Recruiting Top Talent
It has become more challenging than ever for schools to recruit the kind of top talent that will hold their U.S. News rankings steady.
This year, the percentage of the lowest LSAT scorers applying to law schools fell only slightly, according to LSAC data. But the percentage of the highest-scoring applicants sank—particularly in the 170-174 range, where U.S. schools saw 25 percent fewer applicants since last year.
“The best and brightest college graduates are applying to law school in lower numbers, and that’s a concern because we want to attract those people to pursue legal careers,” said Schraver, the state bar president.
That has helped to create a buyer’s market for potential J.D.s with the highest test scores and GPAs. With entering class size falling at a much slower rate than application volume, it’s now easier for students to land at their top-choice school.
In interviews throughout the admissions season, some deans said they saw a higher rate of defection among admitted applicants with the highest LSAT scores and GPAs who’d already made their deposits: they bolted as higher-ranked schools courted them to fill their own seats.
“Not only are they getting off the wait list, they’re getting money from schools they wouldn’t have gotten into years ago,” said Henderson, the Indiana Law professor.
This may be because there is more scholarship money to be had. The nation’s law schools have more than doubled their scholarship aid to students in the past decade, according to the ABA. In 2008-09, they gave out $816 million. Last year, aid reached $1.1 billion.
Some New York deans said students are requesting better aid offers.
“This is a trend that started before the recession where you’d get students calling up the one they’d rather go to and say, ‘What can you do to match?’” said Schwab, the Cornell Law dean. “But it was take it or leave it. Now, it’s more of a negotiation.”
At least four schools in New York­—Cardozo, Hofstra, Fordham and New York Law—offered more aid this year than they have in years past. New York Law increased its budget for scholarships by 15 percent.
At Hofstra Law, the faculty association voted this spring to contribute $110,000 to the school’s scholarship fund to secure commitments from their best recruits through merit aid. Professors’ individual contributions are being deducted from their salaries this fall.
Hofstra Law professor Lawrence Kessler, who heads the faculty association, said professors realize this creates a “substantial unfairness.”
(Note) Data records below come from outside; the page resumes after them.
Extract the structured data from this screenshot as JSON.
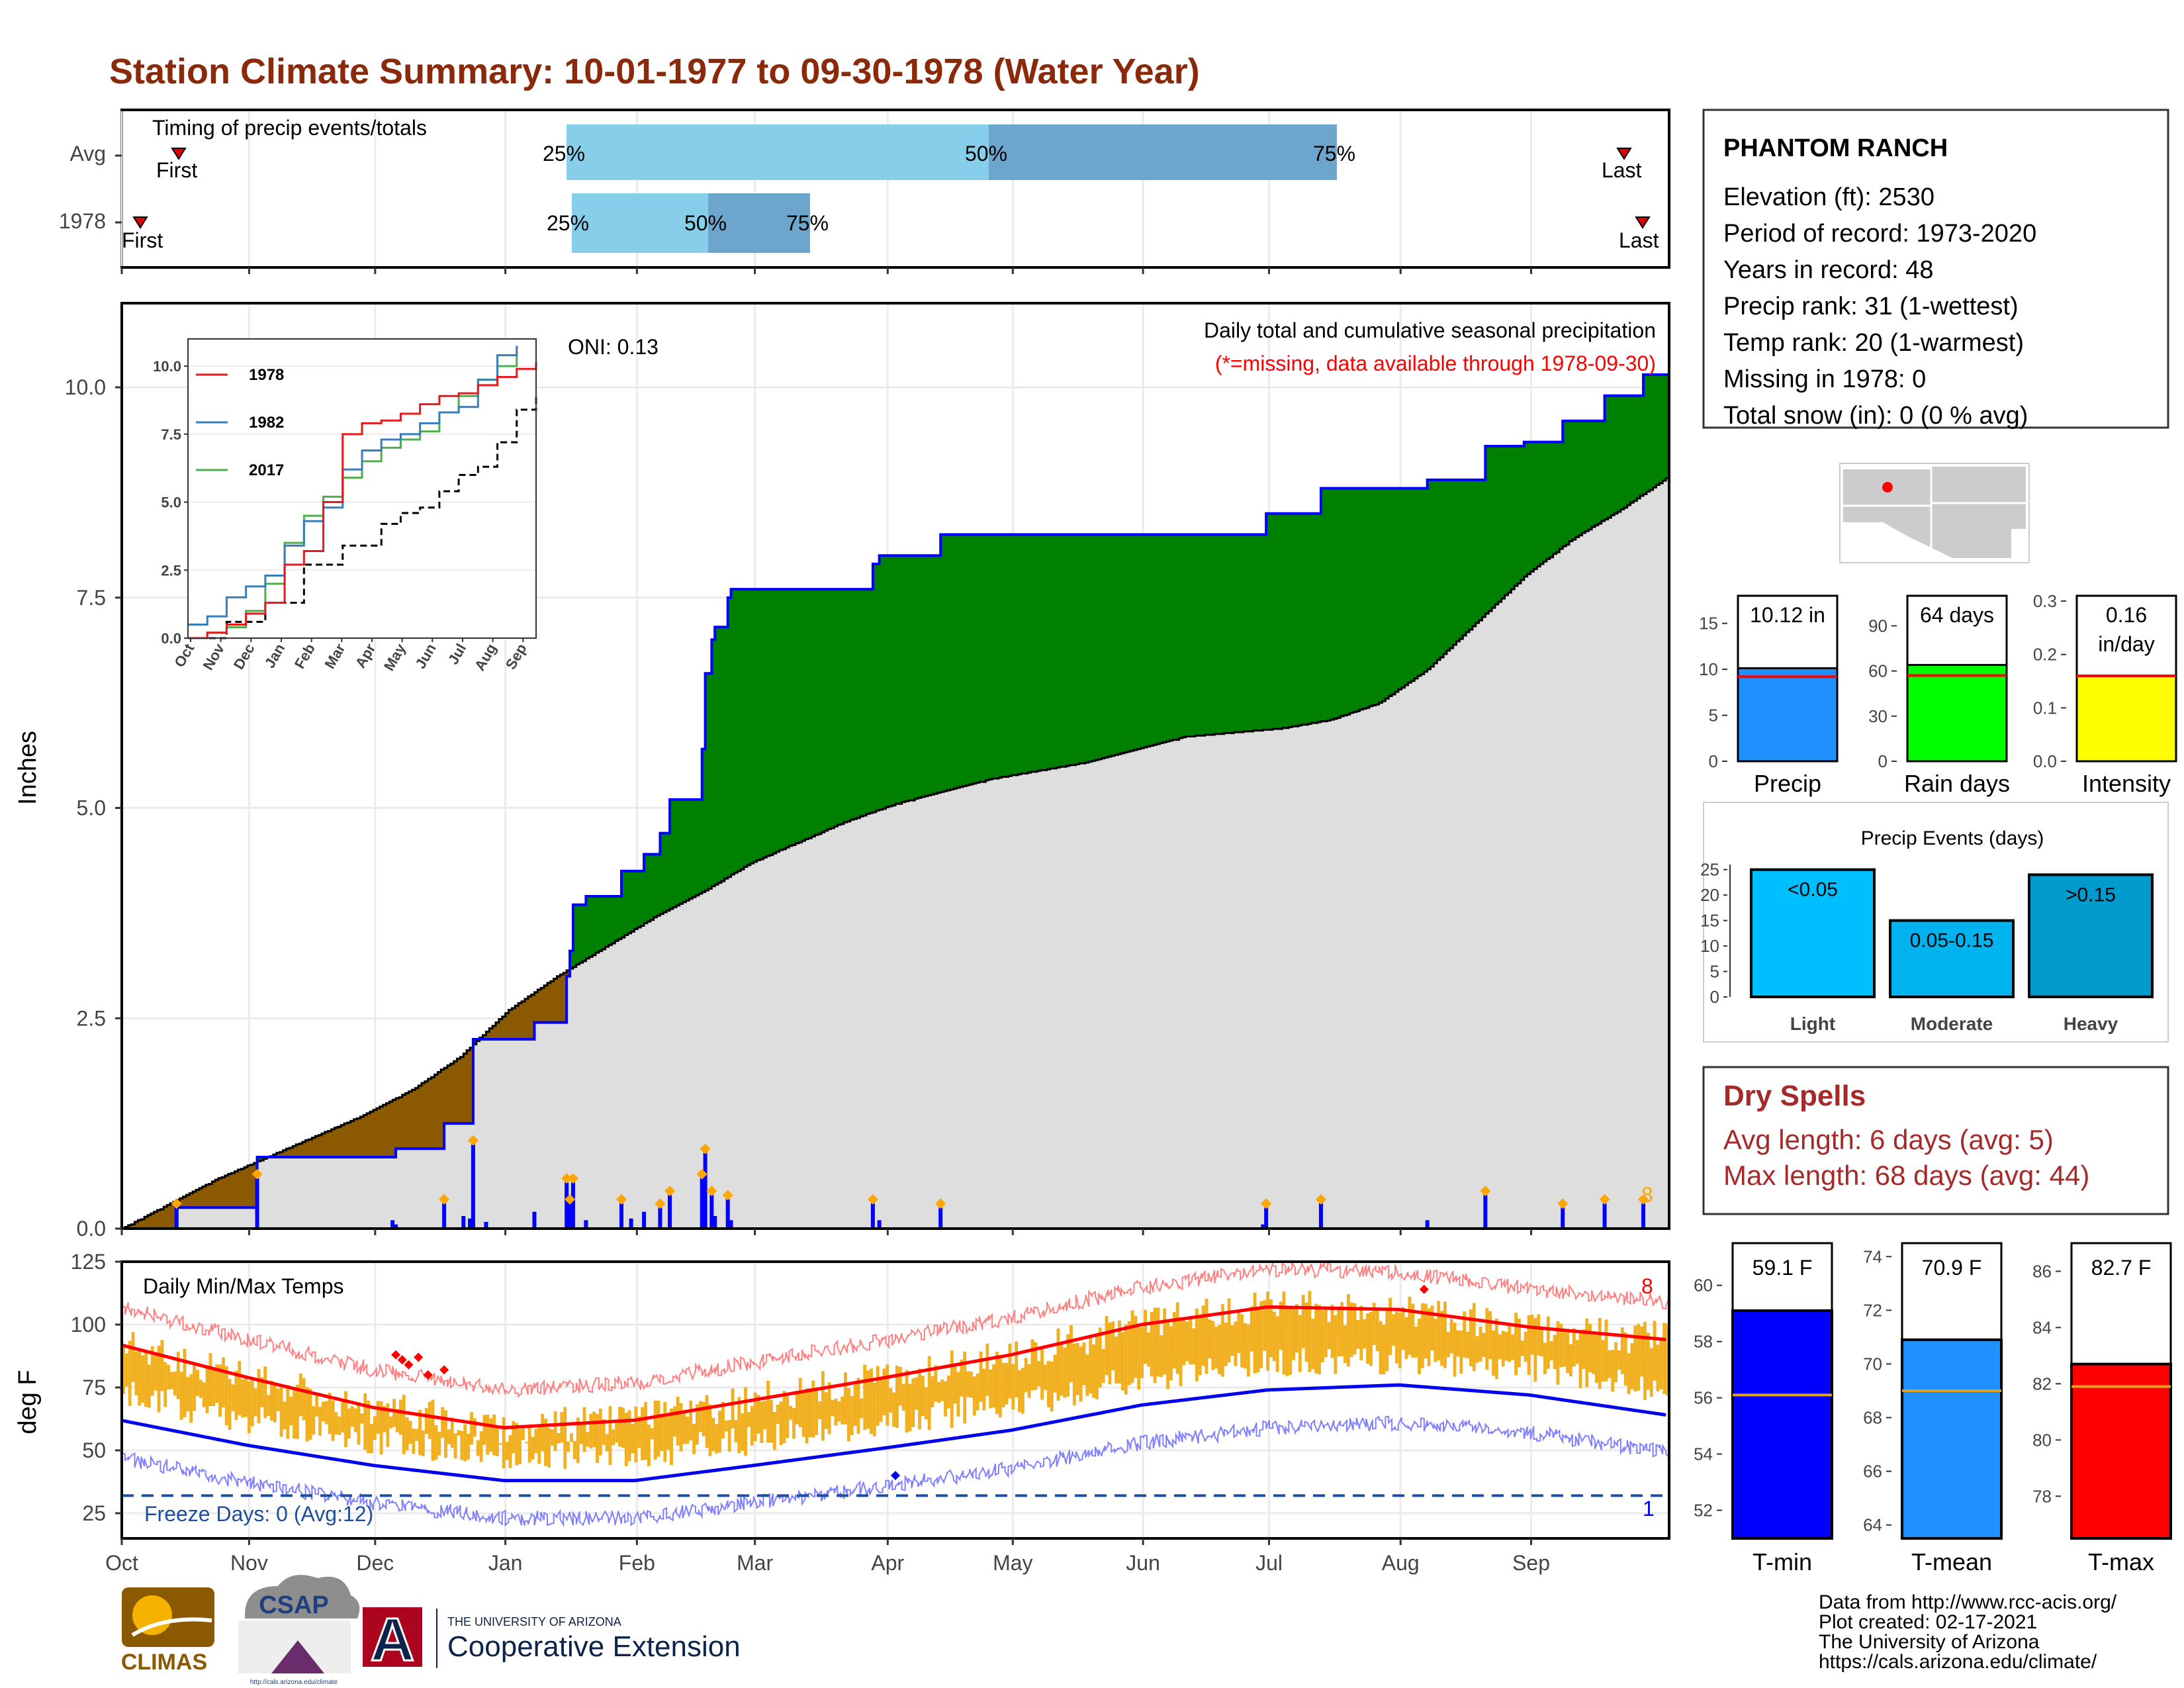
{
  "title": "Station Climate Summary: 10-01-1977 to 09-30-1978 (Water Year)",
  "colors": {
    "title": "#8B2A0A",
    "surplus": "#008000",
    "deficit": "#8B5A00",
    "avg_fill": "#DEDEDE",
    "cum_line": "#0000FF",
    "bar_light": "#87CEEB",
    "bar_dark": "#6CA6CD",
    "temp_bar": "#F0B020",
    "tmax_line": "#FF0000",
    "tmin_line": "#0000EE",
    "marker": "#FFA500"
  },
  "timing": {
    "label": "Timing of precip events/totals",
    "rows": [
      {
        "name": "Avg",
        "first_date": "Oct 23",
        "p25_date": "Jan 16",
        "p50_date": "Apr 01",
        "p75_date": "Jul 23",
        "last_date": "Sep 20"
      },
      {
        "name": "1978",
        "first_date": "Oct 06",
        "p25_date": "Jan 17",
        "p50_date": "Feb 20",
        "p75_date": "Mar 14",
        "last_date": "Sep 26"
      }
    ],
    "first_label": "First",
    "last_label": "Last",
    "p25": "25%",
    "p50": "50%",
    "p75": "75%"
  },
  "precip_panel": {
    "ylabel": "Inches",
    "oni": "ONI: 0.13",
    "note1": "Daily total and cumulative seasonal precipitation",
    "note2": "(*=missing, data available through 1978-09-30)",
    "count": "8",
    "y_ticks": [
      "0.0",
      "2.5",
      "5.0",
      "7.5",
      "10.0"
    ]
  },
  "inset": {
    "series": [
      {
        "name": "1978",
        "color": "#E41A1C"
      },
      {
        "name": "1982",
        "color": "#377EB8"
      },
      {
        "name": "2017",
        "color": "#4DAF4A"
      }
    ],
    "y_ticks": [
      "0.0",
      "2.5",
      "5.0",
      "7.5",
      "10.0"
    ],
    "x_ticks": [
      "Oct",
      "Nov",
      "Dec",
      "Jan",
      "Feb",
      "Mar",
      "Apr",
      "May",
      "Jun",
      "Jul",
      "Aug",
      "Sep"
    ]
  },
  "temp_panel": {
    "ylabel": "deg F",
    "label": "Daily Min/Max Temps",
    "freeze": "Freeze Days: 0 (Avg:12)",
    "count_max": "8",
    "count_min": "1",
    "y_ticks": [
      "25",
      "50",
      "75",
      "100",
      "125"
    ]
  },
  "months": [
    "Oct",
    "Nov",
    "Dec",
    "Jan",
    "Feb",
    "Mar",
    "Apr",
    "May",
    "Jun",
    "Jul",
    "Aug",
    "Sep"
  ],
  "station": {
    "name": "PHANTOM RANCH",
    "lines": [
      "Elevation (ft): 2530",
      "Period of record: 1973-2020",
      "Years in record: 48",
      "Precip rank: 31 (1-wettest)",
      "Temp rank: 20 (1-warmest)",
      "Missing in 1978: 0",
      "Total snow (in): 0 (0 % avg)"
    ]
  },
  "mini_bars": [
    {
      "label": "Precip",
      "value_text": "10.12 in",
      "value": 10.12,
      "avg": 9.2,
      "ymax": 18,
      "ticks": [
        "0",
        "5",
        "10",
        "15"
      ],
      "color": "#1E90FF"
    },
    {
      "label": "Rain days",
      "value_text": "64 days",
      "value": 64,
      "avg": 57,
      "ymax": 110,
      "ticks": [
        "0",
        "30",
        "60",
        "90"
      ],
      "color": "#00FF00"
    },
    {
      "label": "Intensity",
      "value_text_1": "0.16",
      "value_text_2": "in/day",
      "value": 0.16,
      "avg": 0.16,
      "ymax": 0.31,
      "ticks": [
        "0.0",
        "0.1",
        "0.2",
        "0.3"
      ],
      "color": "#FFFF00"
    }
  ],
  "events": {
    "title": "Precip Events (days)",
    "ticks": [
      "0",
      "5",
      "10",
      "15",
      "20",
      "25"
    ],
    "bars": [
      {
        "cat": "Light",
        "label": "<0.05",
        "value": 25,
        "color": "#00BFFF"
      },
      {
        "cat": "Moderate",
        "label": "0.05-0.15",
        "value": 15,
        "color": "#00B2EE"
      },
      {
        "cat": "Heavy",
        "label": ">0.15",
        "value": 24,
        "color": "#009ACD"
      }
    ]
  },
  "dry_spells": {
    "title": "Dry Spells",
    "line1": "Avg length: 6 days (avg: 5)",
    "line2": "Max length: 68 days (avg: 44)"
  },
  "temp_bars": [
    {
      "label": "T-min",
      "value_text": "59.1 F",
      "value": 59.1,
      "avg": 56.1,
      "ymin": 51,
      "ymax": 61.5,
      "ticks": [
        "52",
        "54",
        "56",
        "58",
        "60"
      ],
      "color": "#0000FF"
    },
    {
      "label": "T-mean",
      "value_text": "70.9 F",
      "value": 70.9,
      "avg": 69.0,
      "ymin": 63.5,
      "ymax": 74.5,
      "ticks": [
        "64",
        "66",
        "68",
        "70",
        "72",
        "74"
      ],
      "color": "#1E90FF"
    },
    {
      "label": "T-max",
      "value_text": "82.7 F",
      "value": 82.7,
      "avg": 81.9,
      "ymin": 76.5,
      "ymax": 87,
      "ticks": [
        "78",
        "80",
        "82",
        "84",
        "86"
      ],
      "color": "#FF0000"
    }
  ],
  "footer": {
    "lines": [
      "Data from http://www.rcc-acis.org/",
      "Plot created: 02-17-2021",
      "The University of Arizona",
      "https://cals.arizona.edu/climate/"
    ],
    "climas": "CLIMAS",
    "csap": "CSAP",
    "csap_url": "http://cals.arizona.edu/climate",
    "ua_small": "THE UNIVERSITY OF ARIZONA",
    "ua_big": "Cooperative Extension",
    "ua_letter": "A"
  },
  "chart_data": {
    "type": "area",
    "title": "Daily total and cumulative seasonal precipitation",
    "ylabel": "Inches",
    "ylim": [
      0,
      11
    ],
    "x_unit": "day of water year (Oct 1 = 0)",
    "cumulative_1978": [
      [
        0,
        0
      ],
      [
        16,
        0
      ],
      [
        17,
        0.25
      ],
      [
        41,
        0.25
      ],
      [
        42,
        0.85
      ],
      [
        83,
        0.85
      ],
      [
        85,
        0.95
      ],
      [
        99,
        0.95
      ],
      [
        100,
        1.25
      ],
      [
        108,
        1.25
      ],
      [
        109,
        2.25
      ],
      [
        127,
        2.25
      ],
      [
        128,
        2.45
      ],
      [
        137,
        2.45
      ],
      [
        138,
        3.0
      ],
      [
        139,
        3.3
      ],
      [
        140,
        3.85
      ],
      [
        143,
        3.85
      ],
      [
        144,
        3.95
      ],
      [
        154,
        3.95
      ],
      [
        155,
        4.25
      ],
      [
        162,
        4.45
      ],
      [
        167,
        4.7
      ],
      [
        170,
        5.1
      ],
      [
        179,
        5.1
      ],
      [
        180,
        5.7
      ],
      [
        181,
        6.6
      ],
      [
        183,
        7.0
      ],
      [
        184,
        7.15
      ],
      [
        187,
        7.15
      ],
      [
        188,
        7.5
      ],
      [
        189,
        7.6
      ],
      [
        194,
        7.6
      ],
      [
        195,
        7.6
      ],
      [
        232,
        7.6
      ],
      [
        233,
        7.9
      ],
      [
        235,
        8.0
      ],
      [
        253,
        8.0
      ],
      [
        254,
        8.25
      ],
      [
        354,
        8.25
      ],
      [
        355,
        8.5
      ],
      [
        371,
        8.5
      ],
      [
        372,
        8.8
      ],
      [
        404,
        8.8
      ],
      [
        405,
        8.9
      ],
      [
        422,
        8.9
      ],
      [
        423,
        9.3
      ],
      [
        434,
        9.3
      ],
      [
        435,
        9.35
      ],
      [
        446,
        9.35
      ],
      [
        447,
        9.6
      ],
      [
        459,
        9.6
      ],
      [
        460,
        9.9
      ],
      [
        471,
        9.9
      ],
      [
        472,
        10.15
      ],
      [
        480,
        10.15
      ]
    ],
    "average_cum": [
      [
        0,
        0
      ],
      [
        15,
        0.3
      ],
      [
        30,
        0.6
      ],
      [
        45,
        0.85
      ],
      [
        60,
        1.1
      ],
      [
        75,
        1.35
      ],
      [
        90,
        1.65
      ],
      [
        105,
        2.05
      ],
      [
        120,
        2.6
      ],
      [
        135,
        3.0
      ],
      [
        150,
        3.35
      ],
      [
        165,
        3.7
      ],
      [
        180,
        4.0
      ],
      [
        195,
        4.35
      ],
      [
        210,
        4.6
      ],
      [
        225,
        4.85
      ],
      [
        240,
        5.05
      ],
      [
        255,
        5.2
      ],
      [
        270,
        5.35
      ],
      [
        285,
        5.45
      ],
      [
        300,
        5.55
      ],
      [
        315,
        5.7
      ],
      [
        330,
        5.85
      ],
      [
        345,
        5.9
      ],
      [
        360,
        5.95
      ],
      [
        375,
        6.05
      ],
      [
        390,
        6.25
      ],
      [
        405,
        6.65
      ],
      [
        420,
        7.2
      ],
      [
        435,
        7.75
      ],
      [
        450,
        8.2
      ],
      [
        465,
        8.55
      ],
      [
        480,
        8.95
      ]
    ],
    "daily_bars": [
      [
        17,
        0.25
      ],
      [
        42,
        0.6
      ],
      [
        84,
        0.1
      ],
      [
        85,
        0.05
      ],
      [
        100,
        0.3
      ],
      [
        106,
        0.15
      ],
      [
        108,
        0.12
      ],
      [
        109,
        1.0
      ],
      [
        113,
        0.08
      ],
      [
        128,
        0.2
      ],
      [
        138,
        0.55
      ],
      [
        139,
        0.3
      ],
      [
        140,
        0.55
      ],
      [
        144,
        0.1
      ],
      [
        155,
        0.3
      ],
      [
        158,
        0.12
      ],
      [
        162,
        0.2
      ],
      [
        167,
        0.25
      ],
      [
        170,
        0.4
      ],
      [
        180,
        0.6
      ],
      [
        181,
        0.9
      ],
      [
        183,
        0.4
      ],
      [
        184,
        0.15
      ],
      [
        188,
        0.35
      ],
      [
        189,
        0.1
      ],
      [
        233,
        0.3
      ],
      [
        235,
        0.1
      ],
      [
        254,
        0.25
      ],
      [
        354,
        0.05
      ],
      [
        355,
        0.25
      ],
      [
        372,
        0.3
      ],
      [
        405,
        0.1
      ],
      [
        423,
        0.4
      ],
      [
        447,
        0.25
      ],
      [
        460,
        0.3
      ],
      [
        472,
        0.3
      ]
    ],
    "inset_cumulative": {
      "1978": [
        [
          0,
          0
        ],
        [
          1,
          0.2
        ],
        [
          2,
          0.5
        ],
        [
          3,
          0.9
        ],
        [
          4,
          1.3
        ],
        [
          5,
          2.7
        ],
        [
          6,
          3.2
        ],
        [
          7,
          5.0
        ],
        [
          8,
          7.5
        ],
        [
          9,
          7.9
        ],
        [
          10,
          8.0
        ],
        [
          11,
          8.25
        ],
        [
          12,
          8.6
        ],
        [
          13,
          8.9
        ],
        [
          14,
          9.0
        ],
        [
          15,
          9.3
        ],
        [
          16,
          9.6
        ],
        [
          17,
          9.9
        ],
        [
          18,
          10.15
        ]
      ],
      "1982": [
        [
          0,
          0.5
        ],
        [
          1,
          0.8
        ],
        [
          2,
          1.5
        ],
        [
          3,
          1.9
        ],
        [
          4,
          2.3
        ],
        [
          5,
          3.4
        ],
        [
          6,
          4.3
        ],
        [
          7,
          4.8
        ],
        [
          8,
          6.2
        ],
        [
          9,
          6.9
        ],
        [
          10,
          7.3
        ],
        [
          11,
          7.5
        ],
        [
          12,
          7.9
        ],
        [
          13,
          8.3
        ],
        [
          14,
          8.5
        ],
        [
          15,
          9.5
        ],
        [
          16,
          10.4
        ],
        [
          17,
          10.75
        ]
      ],
      "2017": [
        [
          0,
          0
        ],
        [
          1,
          0.2
        ],
        [
          2,
          0.4
        ],
        [
          3,
          1.0
        ],
        [
          4,
          2.0
        ],
        [
          5,
          3.5
        ],
        [
          6,
          4.5
        ],
        [
          7,
          5.2
        ],
        [
          8,
          5.9
        ],
        [
          9,
          6.5
        ],
        [
          10,
          7.0
        ],
        [
          11,
          7.3
        ],
        [
          12,
          7.6
        ],
        [
          13,
          8.3
        ],
        [
          14,
          8.9
        ],
        [
          15,
          9.5
        ],
        [
          16,
          10.0
        ],
        [
          17,
          10.5
        ]
      ],
      "average": [
        [
          0,
          0
        ],
        [
          2,
          0.6
        ],
        [
          4,
          1.3
        ],
        [
          6,
          2.7
        ],
        [
          8,
          3.4
        ],
        [
          10,
          4.2
        ],
        [
          11,
          4.6
        ],
        [
          12,
          4.8
        ],
        [
          13,
          5.4
        ],
        [
          14,
          6.0
        ],
        [
          15,
          6.3
        ],
        [
          16,
          7.2
        ],
        [
          17,
          8.4
        ],
        [
          18,
          9.0
        ]
      ]
    },
    "temps_monthly_mean_max": [
      [
        0,
        92
      ],
      [
        1,
        79
      ],
      [
        2,
        67
      ],
      [
        3,
        59
      ],
      [
        4,
        62
      ],
      [
        5,
        70
      ],
      [
        6,
        79
      ],
      [
        7,
        88
      ],
      [
        8,
        100
      ],
      [
        9,
        107
      ],
      [
        10,
        106
      ],
      [
        11,
        99
      ],
      [
        12,
        94
      ]
    ],
    "temps_monthly_mean_min": [
      [
        0,
        62
      ],
      [
        1,
        52
      ],
      [
        2,
        44
      ],
      [
        3,
        38
      ],
      [
        4,
        38
      ],
      [
        5,
        44
      ],
      [
        6,
        51
      ],
      [
        7,
        58
      ],
      [
        8,
        68
      ],
      [
        9,
        74
      ],
      [
        10,
        76
      ],
      [
        11,
        72
      ],
      [
        12,
        64
      ]
    ],
    "freeze_line": 32,
    "temp_ylim": [
      15,
      125
    ]
  }
}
“What’s sad is that this trend toward merit scholarships means the lower-credentialed students are actually paying more for their educations than the students who can actually afford to pay more,” Kessler said. “The people who are more likely to get high-paying jobs are having an easier time getting merit aid.”
Despite all the publicity about law school problems, many deans said their prospective students have become wiser consumers. They have read and weighed the warnings but still want to enter the profession.
“Students who are coming to us now have thought about it long and hard,” said Diller, the Cardozo Law dean. “We have a really motivated student body. That has real advantages because they’re really determined to become lawyers.”
And some deans say that the declining applications and enrollment may help the schools in the long run.
“The decline in demand for legal education is not necessarily a bad thing,” said Simons, the St. John’s Law dean. “It’s going to lead to a much better balance between the demand for new lawyers and the supply.”